Fig. 7: Immune serum protects against prior virus infection.

A Immunization and challenge scheme. Macaques were immunized by priming and boosting with PBS or 150 µg of mRNA with one month between doses and peak immune serum taken two weeks post boost. Mice (n = 5 per group) were infected IN with 105 PFU of VACV WRvFire and pooled macaque serum was inoculated IP one day later. B Individual mice were weighed daily following challenge with error bars representing SEM. C Survival curves are shown for each group of mice with the percent surviving mice reported each day post challenge. D BL obtained on days indicated. Each row represents an individual mouse imaged on successive days. E Total photon flux was determined for head and body ROI for individual animals, with bar representing the mean of each group. Significance was evaluated by Mann–Whitney test. **p < 0.01. Panel A was created in https://BioRender.com.

Passive immunization protects against acute disease in the absence of an adaptive immune response

The recovery of weight at day 7 following virus challenge (Fig. 6C) raised the possibility of a role for an immune response elicited by the infection, although protection was shown to correlate with the abundance of neutralizing antibody transferred. To investigate a role for adaptive immunity, we passively transferred control nonimmune or 150 µg mRNA immune serum to C57Bl/6 Rag2 (recombination activating gene 2) knock-out (KO) mice, which have a deletion of the entire RAG2 protein coding region and consequently produce no mature T cells or B cells38. As controls, immunocompetent parental C57Bl/6 mice also received control and immune serum. The passively administered neutralizing antibody titers were similar in both mouse strains as measured 1 day post transfer (Fig. 8A). Following challenge with 105 PFU of WRvFire, the C57Bl/6 and Rag2 KO mice that received the control serum rapidly lost weight and succumbed to the infection (Fig. 8B, C). By comparison, Rag2 KO and C57Bl/6 mice that received the immune serum lost relatively little weight and all survived until the experiment was ended at 28 days. A previous study found that BALB/c SCID mice passively immunized with rabbit polyclonal anti-L1, -A33 and -B5 antibodies had a 50% mean survival time of 26 days following IN challenge with VACV18.

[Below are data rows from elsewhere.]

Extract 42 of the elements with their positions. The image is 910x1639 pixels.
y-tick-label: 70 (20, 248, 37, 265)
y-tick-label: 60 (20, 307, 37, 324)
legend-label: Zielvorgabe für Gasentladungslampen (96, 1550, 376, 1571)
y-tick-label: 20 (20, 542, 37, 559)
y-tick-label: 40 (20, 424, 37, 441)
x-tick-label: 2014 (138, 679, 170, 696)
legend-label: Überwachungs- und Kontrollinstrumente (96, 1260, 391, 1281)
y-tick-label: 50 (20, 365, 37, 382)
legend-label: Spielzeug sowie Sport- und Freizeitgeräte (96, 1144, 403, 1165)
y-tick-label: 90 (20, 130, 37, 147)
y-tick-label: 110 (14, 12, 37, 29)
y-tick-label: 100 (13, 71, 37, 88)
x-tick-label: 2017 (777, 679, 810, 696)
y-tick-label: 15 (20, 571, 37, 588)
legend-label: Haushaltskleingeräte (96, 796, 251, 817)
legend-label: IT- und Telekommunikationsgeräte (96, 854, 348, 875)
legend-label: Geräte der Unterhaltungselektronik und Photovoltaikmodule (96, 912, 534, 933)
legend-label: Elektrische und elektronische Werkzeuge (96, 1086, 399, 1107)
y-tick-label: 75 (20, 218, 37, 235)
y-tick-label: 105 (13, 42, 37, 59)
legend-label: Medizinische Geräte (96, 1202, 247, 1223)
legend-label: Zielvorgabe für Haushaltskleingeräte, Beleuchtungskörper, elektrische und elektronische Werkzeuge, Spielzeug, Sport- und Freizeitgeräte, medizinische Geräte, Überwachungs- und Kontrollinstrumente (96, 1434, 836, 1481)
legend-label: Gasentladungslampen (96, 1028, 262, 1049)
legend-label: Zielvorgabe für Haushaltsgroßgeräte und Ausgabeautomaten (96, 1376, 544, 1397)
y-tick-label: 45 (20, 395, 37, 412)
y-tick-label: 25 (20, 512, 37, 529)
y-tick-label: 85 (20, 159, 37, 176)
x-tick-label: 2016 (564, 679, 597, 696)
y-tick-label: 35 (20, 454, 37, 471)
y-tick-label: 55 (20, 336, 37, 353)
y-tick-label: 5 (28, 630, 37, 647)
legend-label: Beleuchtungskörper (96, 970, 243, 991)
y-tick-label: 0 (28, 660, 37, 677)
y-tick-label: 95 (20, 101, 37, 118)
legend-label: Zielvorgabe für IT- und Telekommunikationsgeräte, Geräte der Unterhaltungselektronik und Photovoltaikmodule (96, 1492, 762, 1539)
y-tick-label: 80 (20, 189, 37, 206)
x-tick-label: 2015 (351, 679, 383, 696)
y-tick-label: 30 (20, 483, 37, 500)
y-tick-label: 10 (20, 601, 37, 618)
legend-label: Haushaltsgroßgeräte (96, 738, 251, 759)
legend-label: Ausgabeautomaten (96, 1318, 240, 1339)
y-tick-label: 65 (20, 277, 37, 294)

Fig. 8: Immune serum protects immunodeficient Rag2 KO mice.

A Anti-VACV MV neutralization titers of serum from mice (n = 3) at 1 day after injection of macaque serum. Bars represent the geometric mean of each group. B Mice were challenged one day after receiving control or immune serum and weighed daily and the mean weight of the group is reported eact day with error bars representing SEM. C Survival curves are shown for each group of mice with the percent surviving mice reported each day post challenge. D BL shown for days indicated. Each row represents an individual mouse imaged on successive days. Non, non-immune; Im, Immune. E Total photon flux was determined for head and body ROI for individual animals, with bar representing the mean for each group. Significance was evaluated by Kruskal–Wallis with Dunn’s post-hoc multiple comparisons tests. *p < 0.05, ns, not significant.

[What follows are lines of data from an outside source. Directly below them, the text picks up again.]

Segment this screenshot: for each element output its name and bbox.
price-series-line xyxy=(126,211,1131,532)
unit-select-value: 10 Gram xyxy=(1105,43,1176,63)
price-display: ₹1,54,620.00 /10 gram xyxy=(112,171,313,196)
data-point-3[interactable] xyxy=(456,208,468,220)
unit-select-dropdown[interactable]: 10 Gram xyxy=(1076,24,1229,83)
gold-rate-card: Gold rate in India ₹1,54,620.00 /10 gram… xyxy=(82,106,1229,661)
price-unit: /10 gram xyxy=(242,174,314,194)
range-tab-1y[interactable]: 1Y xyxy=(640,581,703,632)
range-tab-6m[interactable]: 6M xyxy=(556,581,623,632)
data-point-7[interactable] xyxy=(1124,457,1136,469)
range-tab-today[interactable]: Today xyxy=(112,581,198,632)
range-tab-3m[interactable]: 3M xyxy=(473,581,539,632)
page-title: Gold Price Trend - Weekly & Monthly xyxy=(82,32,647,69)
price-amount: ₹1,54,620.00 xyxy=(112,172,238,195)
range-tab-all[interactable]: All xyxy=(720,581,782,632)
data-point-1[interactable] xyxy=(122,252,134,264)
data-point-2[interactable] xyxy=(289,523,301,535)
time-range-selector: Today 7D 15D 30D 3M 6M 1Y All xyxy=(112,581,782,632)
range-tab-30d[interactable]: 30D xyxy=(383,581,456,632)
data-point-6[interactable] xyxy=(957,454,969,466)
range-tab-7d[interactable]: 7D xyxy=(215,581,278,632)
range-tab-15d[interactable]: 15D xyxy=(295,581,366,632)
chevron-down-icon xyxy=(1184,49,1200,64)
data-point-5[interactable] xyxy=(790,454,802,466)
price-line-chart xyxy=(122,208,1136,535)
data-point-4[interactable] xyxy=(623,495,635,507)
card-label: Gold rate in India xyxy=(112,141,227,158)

Live imaging provided information regarding virus replication. BL was intense in the heads of mice that received control serum and was also detected in their chests, whereas the BL was less intense in the heads and undetectable in the bodies of Rag2 KO and C57Bl/6 mice that received immune serum (Fig. 8D). Furthermore, the mean photon flux was up to 2 logs lower in the heads of mice that received immune serum compared to nonimmune serum but there was no significant difference on combined 7 + 8 days between the Rag2 KO and C57Bl/6 mice that received the immune serum. The photon flux in the bodies of the passively immunized mice was barely above the baseline and there was no significant difference between the Rag2 KO and C57Bl/6 mice (Fig. 8E). However, virus was cleared from the head of the immunocompetent mice by day 11, whereas in the Rag2 KO mice luminescence was still detected on day 28, indicating the presence of live virus (Fig. 8E).

The conclusions of the passive transfer experiments are that antibody is sufficient to protect immunocompetent and immunodeficient mice from acute disease but that an adaptive immune response contributes to virus clearance.